The way to fix this is to increase spending, and the only spending the government has any control over is its own. It could aid consumer and corporate spending by helping make the banks more solvent as well. But all in all, money has to be spent, and Stein's approach (which matches the GOP's outlook more generally) is that the best way to do this is to tell people to spend money. Or worse, a number of Republicans are in favor of balancing the budget right now. Apparently, their history textbooks' coverage of the Hoover administration is limited to his eponymous dam.
Hoover taught us that doing nothing is, in fact, a bad idea. And Japan has taught us that doing not enough is, in fact, almost as bad.
And none of this really addresses the bigger issue: that our (and by our I don't necessarily mean "the American") economy is built on imaginary money. This I have found (and continue to find) deeply disturbing. The ultimate cause of these collapses is that banks had hedged their bets with assets that turned out to be worthless. Let me rephrase that, banks were doing business, thinking everything was fine because they had all these little pieces of paper supposedly worth hundreds of dollars apiece, and they turned out to be worth tens of dollars apiece. But because nothing small happens in this country, it aggregated, and something like tens of trillions of dollars just, sort of, stopped being there so much, at all.
It's like we built a house of cards, bragged about its robustness on the grounds that we were able to build it up really damned high, and then stood in stupid astonishment when it toppled over.
And this is where I segue awkwardly into a broader point that I've noticed. Smart people, qualified people, thoughtful, forward-looking people, these are not the people that actually make the important decisions.
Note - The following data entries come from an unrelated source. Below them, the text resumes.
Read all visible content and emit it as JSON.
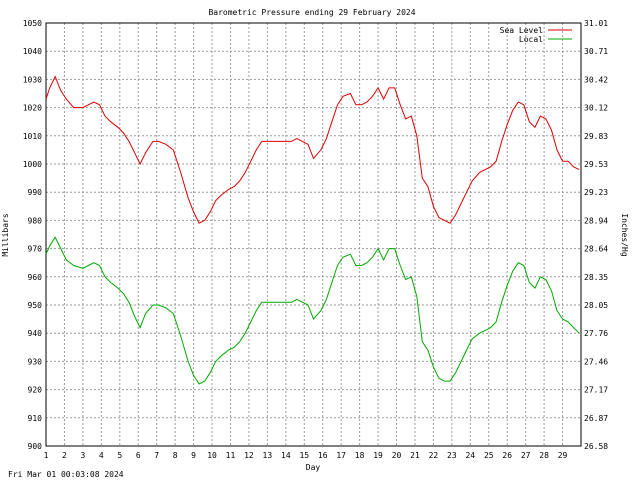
{
  "chart_data": {
    "type": "line",
    "title": "Barometric Pressure ending 29 February 2024",
    "xlabel": "Day",
    "ylabel": "Millibars",
    "ylabel_right": "Inches/Hg",
    "footer": "Fri Mar 01 00:03:08 2024",
    "xlim": [
      1,
      30
    ],
    "ylim": [
      900,
      1050
    ],
    "x_ticks": [
      "1",
      "2",
      "3",
      "4",
      "5",
      "6",
      "7",
      "8",
      "9",
      "10",
      "11",
      "12",
      "13",
      "14",
      "15",
      "16",
      "17",
      "18",
      "19",
      "20",
      "21",
      "22",
      "23",
      "24",
      "25",
      "26",
      "27",
      "28",
      "29"
    ],
    "y_ticks": [
      "900",
      "910",
      "920",
      "930",
      "940",
      "950",
      "960",
      "970",
      "980",
      "990",
      "1000",
      "1010",
      "1020",
      "1030",
      "1040",
      "1050"
    ],
    "y_ticks_right": [
      "26.58",
      "26.87",
      "27.17",
      "27.46",
      "27.76",
      "28.05",
      "28.35",
      "28.64",
      "28.94",
      "29.23",
      "29.53",
      "29.83",
      "30.12",
      "30.42",
      "30.71",
      "31.01"
    ],
    "grid": true,
    "legend_position": "top-right",
    "series": [
      {
        "name": "Sea Level",
        "color": "#dd0000",
        "points": [
          [
            1.0,
            1023
          ],
          [
            1.2,
            1027
          ],
          [
            1.5,
            1031
          ],
          [
            1.8,
            1026
          ],
          [
            2.1,
            1023
          ],
          [
            2.5,
            1020
          ],
          [
            3.0,
            1020
          ],
          [
            3.3,
            1021
          ],
          [
            3.6,
            1022
          ],
          [
            3.9,
            1021
          ],
          [
            4.2,
            1017
          ],
          [
            4.5,
            1015
          ],
          [
            4.9,
            1013
          ],
          [
            5.2,
            1011
          ],
          [
            5.5,
            1008
          ],
          [
            5.8,
            1004
          ],
          [
            6.1,
            1000
          ],
          [
            6.4,
            1004
          ],
          [
            6.8,
            1008
          ],
          [
            7.1,
            1008
          ],
          [
            7.5,
            1007
          ],
          [
            7.9,
            1005
          ],
          [
            8.3,
            997
          ],
          [
            8.7,
            988
          ],
          [
            9.0,
            983
          ],
          [
            9.3,
            979
          ],
          [
            9.6,
            980
          ],
          [
            9.9,
            983
          ],
          [
            10.2,
            987
          ],
          [
            10.5,
            989
          ],
          [
            10.9,
            991
          ],
          [
            11.2,
            992
          ],
          [
            11.5,
            994
          ],
          [
            11.8,
            997
          ],
          [
            12.1,
            1001
          ],
          [
            12.4,
            1005
          ],
          [
            12.7,
            1008
          ],
          [
            13.0,
            1008
          ],
          [
            13.4,
            1008
          ],
          [
            13.7,
            1008
          ],
          [
            14.0,
            1008
          ],
          [
            14.3,
            1008
          ],
          [
            14.6,
            1009
          ],
          [
            14.9,
            1008
          ],
          [
            15.2,
            1007
          ],
          [
            15.5,
            1002
          ],
          [
            15.9,
            1005
          ],
          [
            16.2,
            1009
          ],
          [
            16.5,
            1015
          ],
          [
            16.8,
            1021
          ],
          [
            17.1,
            1024
          ],
          [
            17.5,
            1025
          ],
          [
            17.8,
            1021
          ],
          [
            18.1,
            1021
          ],
          [
            18.4,
            1022
          ],
          [
            18.7,
            1024
          ],
          [
            19.0,
            1027
          ],
          [
            19.3,
            1023
          ],
          [
            19.6,
            1027
          ],
          [
            19.9,
            1027
          ],
          [
            20.2,
            1021
          ],
          [
            20.5,
            1016
          ],
          [
            20.8,
            1017
          ],
          [
            21.1,
            1010
          ],
          [
            21.4,
            995
          ],
          [
            21.7,
            992
          ],
          [
            22.0,
            985
          ],
          [
            22.3,
            981
          ],
          [
            22.6,
            980
          ],
          [
            22.9,
            979
          ],
          [
            23.2,
            982
          ],
          [
            23.5,
            986
          ],
          [
            23.8,
            990
          ],
          [
            24.1,
            994
          ],
          [
            24.5,
            997
          ],
          [
            24.8,
            998
          ],
          [
            25.1,
            999
          ],
          [
            25.4,
            1001
          ],
          [
            25.7,
            1008
          ],
          [
            26.0,
            1014
          ],
          [
            26.3,
            1019
          ],
          [
            26.6,
            1022
          ],
          [
            26.9,
            1021
          ],
          [
            27.2,
            1015
          ],
          [
            27.5,
            1013
          ],
          [
            27.8,
            1017
          ],
          [
            28.1,
            1016
          ],
          [
            28.4,
            1012
          ],
          [
            28.7,
            1005
          ],
          [
            29.0,
            1001
          ],
          [
            29.3,
            1001
          ],
          [
            29.6,
            999
          ],
          [
            29.9,
            998
          ]
        ]
      },
      {
        "name": "Local",
        "color": "#00aa00",
        "points": [
          [
            1.0,
            968
          ],
          [
            1.2,
            971
          ],
          [
            1.5,
            974
          ],
          [
            1.8,
            970
          ],
          [
            2.1,
            966
          ],
          [
            2.5,
            964
          ],
          [
            3.0,
            963
          ],
          [
            3.3,
            964
          ],
          [
            3.6,
            965
          ],
          [
            3.9,
            964
          ],
          [
            4.2,
            960
          ],
          [
            4.5,
            958
          ],
          [
            4.9,
            956
          ],
          [
            5.2,
            954
          ],
          [
            5.5,
            951
          ],
          [
            5.8,
            946
          ],
          [
            6.1,
            942
          ],
          [
            6.4,
            947
          ],
          [
            6.8,
            950
          ],
          [
            7.1,
            950
          ],
          [
            7.5,
            949
          ],
          [
            7.9,
            947
          ],
          [
            8.3,
            939
          ],
          [
            8.7,
            930
          ],
          [
            9.0,
            925
          ],
          [
            9.3,
            922
          ],
          [
            9.6,
            923
          ],
          [
            9.9,
            926
          ],
          [
            10.2,
            930
          ],
          [
            10.5,
            932
          ],
          [
            10.9,
            934
          ],
          [
            11.2,
            935
          ],
          [
            11.5,
            937
          ],
          [
            11.8,
            940
          ],
          [
            12.1,
            944
          ],
          [
            12.4,
            948
          ],
          [
            12.7,
            951
          ],
          [
            13.0,
            951
          ],
          [
            13.4,
            951
          ],
          [
            13.7,
            951
          ],
          [
            14.0,
            951
          ],
          [
            14.3,
            951
          ],
          [
            14.6,
            952
          ],
          [
            14.9,
            951
          ],
          [
            15.2,
            950
          ],
          [
            15.5,
            945
          ],
          [
            15.9,
            948
          ],
          [
            16.2,
            952
          ],
          [
            16.5,
            958
          ],
          [
            16.8,
            964
          ],
          [
            17.1,
            967
          ],
          [
            17.5,
            968
          ],
          [
            17.8,
            964
          ],
          [
            18.1,
            964
          ],
          [
            18.4,
            965
          ],
          [
            18.7,
            967
          ],
          [
            19.0,
            970
          ],
          [
            19.3,
            966
          ],
          [
            19.6,
            970
          ],
          [
            19.9,
            970
          ],
          [
            20.2,
            964
          ],
          [
            20.5,
            959
          ],
          [
            20.8,
            960
          ],
          [
            21.1,
            953
          ],
          [
            21.4,
            937
          ],
          [
            21.7,
            934
          ],
          [
            22.0,
            928
          ],
          [
            22.3,
            924
          ],
          [
            22.6,
            923
          ],
          [
            22.9,
            923
          ],
          [
            23.2,
            926
          ],
          [
            23.5,
            930
          ],
          [
            23.8,
            934
          ],
          [
            24.1,
            938
          ],
          [
            24.5,
            940
          ],
          [
            24.8,
            941
          ],
          [
            25.1,
            942
          ],
          [
            25.4,
            944
          ],
          [
            25.7,
            951
          ],
          [
            26.0,
            957
          ],
          [
            26.3,
            962
          ],
          [
            26.6,
            965
          ],
          [
            26.9,
            964
          ],
          [
            27.2,
            958
          ],
          [
            27.5,
            956
          ],
          [
            27.8,
            960
          ],
          [
            28.1,
            959
          ],
          [
            28.4,
            955
          ],
          [
            28.7,
            948
          ],
          [
            29.0,
            945
          ],
          [
            29.3,
            944
          ],
          [
            29.6,
            942
          ],
          [
            29.9,
            940
          ]
        ]
      }
    ]
  }
}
Decisions are made by aggressive people, by ambitious people, by ill-informed people that have out-mud-slung their opponents and managed to not fuck things up so badly that they've gotten the boot (which apparently has to be pretty bad, e.g., Mario Barry). But more than that, there are plenty of smart people who are so indoctrinated that they will stand firm on their beliefs in the face of overwhelming evidence because, well, hell if I know why.
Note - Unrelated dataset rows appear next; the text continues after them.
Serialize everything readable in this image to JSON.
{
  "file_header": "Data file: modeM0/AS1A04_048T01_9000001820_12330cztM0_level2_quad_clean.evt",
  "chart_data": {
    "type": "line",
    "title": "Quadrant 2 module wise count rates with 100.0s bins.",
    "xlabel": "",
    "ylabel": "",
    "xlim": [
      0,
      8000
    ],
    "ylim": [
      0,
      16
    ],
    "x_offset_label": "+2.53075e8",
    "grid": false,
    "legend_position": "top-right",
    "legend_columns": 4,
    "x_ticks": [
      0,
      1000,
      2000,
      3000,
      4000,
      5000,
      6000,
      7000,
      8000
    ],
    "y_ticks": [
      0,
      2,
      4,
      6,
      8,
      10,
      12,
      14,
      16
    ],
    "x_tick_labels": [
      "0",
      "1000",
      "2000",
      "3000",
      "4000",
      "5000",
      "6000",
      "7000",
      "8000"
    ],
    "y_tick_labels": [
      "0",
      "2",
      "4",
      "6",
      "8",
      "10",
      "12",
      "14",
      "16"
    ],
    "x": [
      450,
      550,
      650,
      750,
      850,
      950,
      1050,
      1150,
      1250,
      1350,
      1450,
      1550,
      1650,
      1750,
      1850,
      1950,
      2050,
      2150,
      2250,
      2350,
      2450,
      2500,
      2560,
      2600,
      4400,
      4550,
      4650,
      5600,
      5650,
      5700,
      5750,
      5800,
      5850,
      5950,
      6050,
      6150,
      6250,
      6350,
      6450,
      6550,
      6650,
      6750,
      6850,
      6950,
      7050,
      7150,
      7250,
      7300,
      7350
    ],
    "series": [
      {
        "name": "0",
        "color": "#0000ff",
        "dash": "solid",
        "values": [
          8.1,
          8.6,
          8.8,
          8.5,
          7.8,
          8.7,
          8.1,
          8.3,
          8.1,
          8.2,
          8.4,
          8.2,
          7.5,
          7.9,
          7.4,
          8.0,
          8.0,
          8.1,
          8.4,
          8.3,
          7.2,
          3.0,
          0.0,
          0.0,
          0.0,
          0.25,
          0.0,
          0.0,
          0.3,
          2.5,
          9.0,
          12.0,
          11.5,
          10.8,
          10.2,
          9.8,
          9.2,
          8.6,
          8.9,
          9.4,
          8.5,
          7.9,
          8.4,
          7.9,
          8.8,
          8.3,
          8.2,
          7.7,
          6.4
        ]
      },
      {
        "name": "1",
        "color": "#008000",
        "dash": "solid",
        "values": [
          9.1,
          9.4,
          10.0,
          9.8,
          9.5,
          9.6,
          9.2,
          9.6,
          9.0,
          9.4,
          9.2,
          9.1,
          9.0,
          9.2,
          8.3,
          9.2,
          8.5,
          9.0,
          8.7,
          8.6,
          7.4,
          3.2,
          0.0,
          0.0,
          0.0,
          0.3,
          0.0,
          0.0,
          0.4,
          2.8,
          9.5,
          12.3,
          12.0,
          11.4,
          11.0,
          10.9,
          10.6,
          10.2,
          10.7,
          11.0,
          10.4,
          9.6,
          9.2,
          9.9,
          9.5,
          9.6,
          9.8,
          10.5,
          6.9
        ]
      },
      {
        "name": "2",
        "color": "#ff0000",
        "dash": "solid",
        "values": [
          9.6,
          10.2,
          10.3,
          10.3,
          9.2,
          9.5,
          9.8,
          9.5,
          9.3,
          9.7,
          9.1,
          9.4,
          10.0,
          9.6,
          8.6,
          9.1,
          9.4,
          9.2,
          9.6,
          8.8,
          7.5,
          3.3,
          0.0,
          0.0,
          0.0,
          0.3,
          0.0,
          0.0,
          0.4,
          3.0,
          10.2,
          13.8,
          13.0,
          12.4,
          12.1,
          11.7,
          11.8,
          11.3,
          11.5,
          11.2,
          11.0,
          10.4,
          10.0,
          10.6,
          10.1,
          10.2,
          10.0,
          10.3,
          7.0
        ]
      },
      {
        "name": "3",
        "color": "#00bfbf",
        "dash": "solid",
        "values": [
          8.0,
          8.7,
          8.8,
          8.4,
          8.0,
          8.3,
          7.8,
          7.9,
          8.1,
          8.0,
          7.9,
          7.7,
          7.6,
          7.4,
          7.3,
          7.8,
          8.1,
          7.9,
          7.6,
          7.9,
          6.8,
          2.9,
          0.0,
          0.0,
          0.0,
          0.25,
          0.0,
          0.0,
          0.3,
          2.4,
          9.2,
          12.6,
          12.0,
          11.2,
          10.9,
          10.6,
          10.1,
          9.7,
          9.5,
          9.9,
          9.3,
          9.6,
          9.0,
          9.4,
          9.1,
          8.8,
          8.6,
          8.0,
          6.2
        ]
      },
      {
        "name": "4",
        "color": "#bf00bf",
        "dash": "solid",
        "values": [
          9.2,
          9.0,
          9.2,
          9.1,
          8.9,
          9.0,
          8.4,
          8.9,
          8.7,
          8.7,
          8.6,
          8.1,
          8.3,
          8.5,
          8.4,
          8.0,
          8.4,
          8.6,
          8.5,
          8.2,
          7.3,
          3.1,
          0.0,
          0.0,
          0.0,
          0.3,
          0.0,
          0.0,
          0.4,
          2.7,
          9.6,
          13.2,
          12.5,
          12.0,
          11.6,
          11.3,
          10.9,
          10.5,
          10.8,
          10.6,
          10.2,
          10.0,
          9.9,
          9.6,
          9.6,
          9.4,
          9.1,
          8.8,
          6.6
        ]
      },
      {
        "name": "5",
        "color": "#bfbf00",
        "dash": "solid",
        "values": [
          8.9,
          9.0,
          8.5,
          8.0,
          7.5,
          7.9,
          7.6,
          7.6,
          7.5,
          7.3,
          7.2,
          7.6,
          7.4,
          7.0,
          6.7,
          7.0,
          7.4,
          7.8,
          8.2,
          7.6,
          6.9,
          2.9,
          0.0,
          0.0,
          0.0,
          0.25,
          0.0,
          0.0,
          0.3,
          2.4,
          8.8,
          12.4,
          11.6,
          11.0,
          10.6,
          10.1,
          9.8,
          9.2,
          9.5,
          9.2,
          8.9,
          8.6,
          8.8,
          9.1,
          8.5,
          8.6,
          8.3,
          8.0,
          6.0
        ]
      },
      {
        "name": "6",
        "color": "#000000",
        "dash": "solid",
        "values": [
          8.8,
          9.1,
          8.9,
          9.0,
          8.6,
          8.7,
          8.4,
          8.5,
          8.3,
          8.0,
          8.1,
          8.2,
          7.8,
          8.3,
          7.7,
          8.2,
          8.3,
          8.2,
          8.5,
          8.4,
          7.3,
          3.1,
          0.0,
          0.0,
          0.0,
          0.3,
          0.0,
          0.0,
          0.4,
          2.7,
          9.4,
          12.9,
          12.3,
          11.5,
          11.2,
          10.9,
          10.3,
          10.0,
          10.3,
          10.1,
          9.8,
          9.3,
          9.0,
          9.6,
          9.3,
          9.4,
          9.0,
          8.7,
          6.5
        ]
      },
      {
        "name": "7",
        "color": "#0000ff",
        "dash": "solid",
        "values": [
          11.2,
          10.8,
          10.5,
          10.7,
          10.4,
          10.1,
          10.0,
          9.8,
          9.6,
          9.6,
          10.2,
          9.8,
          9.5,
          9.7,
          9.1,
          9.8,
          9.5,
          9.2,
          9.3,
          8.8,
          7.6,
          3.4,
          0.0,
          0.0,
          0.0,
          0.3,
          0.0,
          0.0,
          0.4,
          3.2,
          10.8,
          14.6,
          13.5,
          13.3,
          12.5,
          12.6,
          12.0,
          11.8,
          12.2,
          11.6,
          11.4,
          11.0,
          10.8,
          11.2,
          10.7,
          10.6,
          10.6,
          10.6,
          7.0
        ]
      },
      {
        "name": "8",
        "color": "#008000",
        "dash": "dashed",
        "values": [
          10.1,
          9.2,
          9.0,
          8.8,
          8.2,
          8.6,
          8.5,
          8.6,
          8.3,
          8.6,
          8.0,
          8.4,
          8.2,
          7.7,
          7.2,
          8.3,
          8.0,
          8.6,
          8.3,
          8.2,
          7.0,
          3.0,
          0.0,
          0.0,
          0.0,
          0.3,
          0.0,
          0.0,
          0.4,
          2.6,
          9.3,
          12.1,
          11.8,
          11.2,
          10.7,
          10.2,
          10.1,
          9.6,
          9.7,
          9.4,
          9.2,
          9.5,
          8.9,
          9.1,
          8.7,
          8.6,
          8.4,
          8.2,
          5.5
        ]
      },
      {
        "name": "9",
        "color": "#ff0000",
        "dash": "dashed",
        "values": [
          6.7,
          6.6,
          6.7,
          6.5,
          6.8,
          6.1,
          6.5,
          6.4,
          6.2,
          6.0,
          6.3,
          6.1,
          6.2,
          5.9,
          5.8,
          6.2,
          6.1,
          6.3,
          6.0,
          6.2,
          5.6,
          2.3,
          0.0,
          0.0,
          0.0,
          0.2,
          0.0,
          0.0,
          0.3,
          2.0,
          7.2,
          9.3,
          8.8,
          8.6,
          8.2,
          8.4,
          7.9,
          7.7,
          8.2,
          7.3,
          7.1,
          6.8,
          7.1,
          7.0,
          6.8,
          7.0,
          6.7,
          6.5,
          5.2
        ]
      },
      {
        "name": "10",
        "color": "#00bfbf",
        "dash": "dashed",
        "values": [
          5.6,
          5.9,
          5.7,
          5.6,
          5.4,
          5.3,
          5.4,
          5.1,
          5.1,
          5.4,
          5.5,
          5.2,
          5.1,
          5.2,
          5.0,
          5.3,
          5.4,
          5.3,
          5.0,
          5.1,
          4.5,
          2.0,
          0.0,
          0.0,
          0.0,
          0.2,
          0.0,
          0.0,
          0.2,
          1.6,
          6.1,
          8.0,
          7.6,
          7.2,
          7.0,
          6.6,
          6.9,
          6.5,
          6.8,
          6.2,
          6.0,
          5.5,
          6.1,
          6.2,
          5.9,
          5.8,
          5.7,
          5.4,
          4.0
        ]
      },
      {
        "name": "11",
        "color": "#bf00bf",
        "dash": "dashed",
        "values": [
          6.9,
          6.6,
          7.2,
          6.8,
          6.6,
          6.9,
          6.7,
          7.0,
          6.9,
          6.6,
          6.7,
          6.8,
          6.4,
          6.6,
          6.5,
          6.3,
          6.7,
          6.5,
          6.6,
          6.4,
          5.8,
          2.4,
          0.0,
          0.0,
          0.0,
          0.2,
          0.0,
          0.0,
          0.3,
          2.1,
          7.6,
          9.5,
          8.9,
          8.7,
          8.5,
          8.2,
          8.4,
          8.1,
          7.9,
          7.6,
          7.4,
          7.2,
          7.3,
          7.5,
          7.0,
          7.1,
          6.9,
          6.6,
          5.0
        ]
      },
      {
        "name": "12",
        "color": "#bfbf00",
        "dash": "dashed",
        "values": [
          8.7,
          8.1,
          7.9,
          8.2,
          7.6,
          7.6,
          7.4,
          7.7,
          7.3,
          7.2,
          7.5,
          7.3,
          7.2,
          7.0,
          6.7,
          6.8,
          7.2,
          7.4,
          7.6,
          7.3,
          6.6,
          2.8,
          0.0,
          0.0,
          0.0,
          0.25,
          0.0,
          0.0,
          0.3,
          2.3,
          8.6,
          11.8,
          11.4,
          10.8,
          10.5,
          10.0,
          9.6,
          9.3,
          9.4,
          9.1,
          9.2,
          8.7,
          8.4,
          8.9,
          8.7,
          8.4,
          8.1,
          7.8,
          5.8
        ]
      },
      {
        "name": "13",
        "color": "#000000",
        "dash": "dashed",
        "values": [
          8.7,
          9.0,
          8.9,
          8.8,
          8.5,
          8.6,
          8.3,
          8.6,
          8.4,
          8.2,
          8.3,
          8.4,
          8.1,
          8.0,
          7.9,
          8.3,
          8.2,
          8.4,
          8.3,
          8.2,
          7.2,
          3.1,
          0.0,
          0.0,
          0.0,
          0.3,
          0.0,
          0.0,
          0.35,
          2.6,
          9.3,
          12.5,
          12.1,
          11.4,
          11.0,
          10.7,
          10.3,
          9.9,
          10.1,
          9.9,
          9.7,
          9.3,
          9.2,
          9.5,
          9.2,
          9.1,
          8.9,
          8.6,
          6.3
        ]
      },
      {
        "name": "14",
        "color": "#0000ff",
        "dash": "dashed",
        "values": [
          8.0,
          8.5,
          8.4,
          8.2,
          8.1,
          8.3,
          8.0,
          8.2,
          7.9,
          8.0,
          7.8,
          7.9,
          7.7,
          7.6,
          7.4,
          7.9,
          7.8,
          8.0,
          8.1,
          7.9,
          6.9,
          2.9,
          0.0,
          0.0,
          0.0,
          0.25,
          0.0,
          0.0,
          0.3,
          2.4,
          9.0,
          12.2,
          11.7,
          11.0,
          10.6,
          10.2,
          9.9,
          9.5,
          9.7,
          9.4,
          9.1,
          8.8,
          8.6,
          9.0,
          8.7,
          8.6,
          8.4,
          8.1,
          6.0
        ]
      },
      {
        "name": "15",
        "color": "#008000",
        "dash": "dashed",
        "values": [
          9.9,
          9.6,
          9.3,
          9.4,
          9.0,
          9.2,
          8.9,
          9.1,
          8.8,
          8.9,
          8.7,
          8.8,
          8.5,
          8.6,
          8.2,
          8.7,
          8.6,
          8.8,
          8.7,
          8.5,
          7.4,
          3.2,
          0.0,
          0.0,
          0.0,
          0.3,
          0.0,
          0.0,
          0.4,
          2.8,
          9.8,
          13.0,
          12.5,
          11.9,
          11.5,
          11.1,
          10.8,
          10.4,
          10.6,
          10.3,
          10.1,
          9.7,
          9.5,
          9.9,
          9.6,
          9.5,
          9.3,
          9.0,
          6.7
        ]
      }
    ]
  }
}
Ben Stein is a great example. He's not a dumb man, but you wouldn't know it to hear his out-gassings of late. Of course, there are plenty of educated people who are convinced that God created man on the sixth day, as told in Genesis 1 (despite the explicit contradiction with science!!!!!--also, if that statement offends your Christianity, pretend I was talking about Islam or something). I've known many, many otherwise rational and intelligent people who would switch into automatic-irrational-defensive mode the second you offer any kind of evidence there might be something less-than-perfect with their religion.
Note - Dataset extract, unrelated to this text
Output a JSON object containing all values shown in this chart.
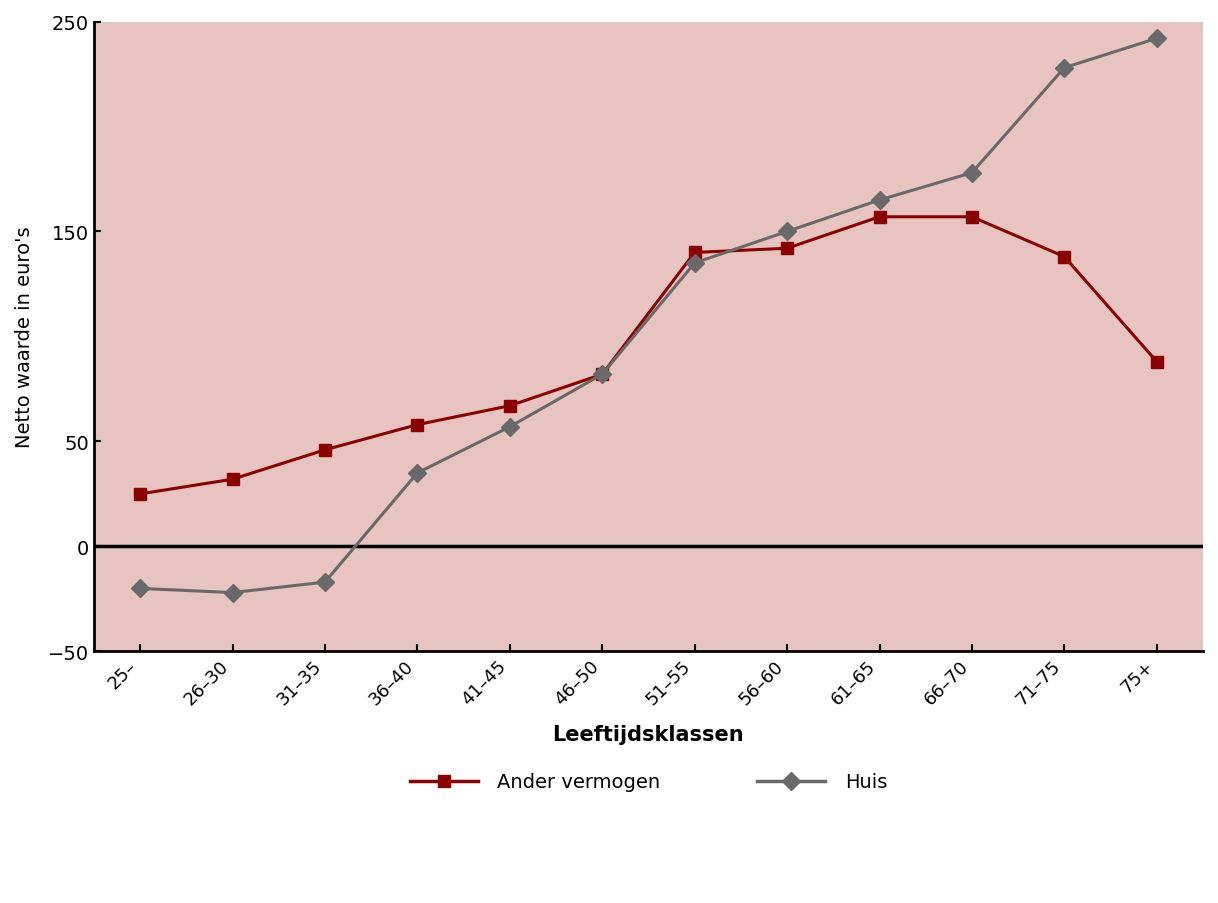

Or the whole Reaganomics thing. All empirical evidence suggests that the supply-side effect of a tax reduction would not be nearly enough to outstrip the losses of tax revenue. But no, somebody heard about it from his dad when he was twelve and can't be convinced otherwise, dammit, because he really wants to believe it. And that's really what it all comes down to. So Stein clings to an outdated and irrelevant model because it lines up neatly with what he wants to believe about the world. And, hell, the model I outlined is simple, but it's not willfully ignorant.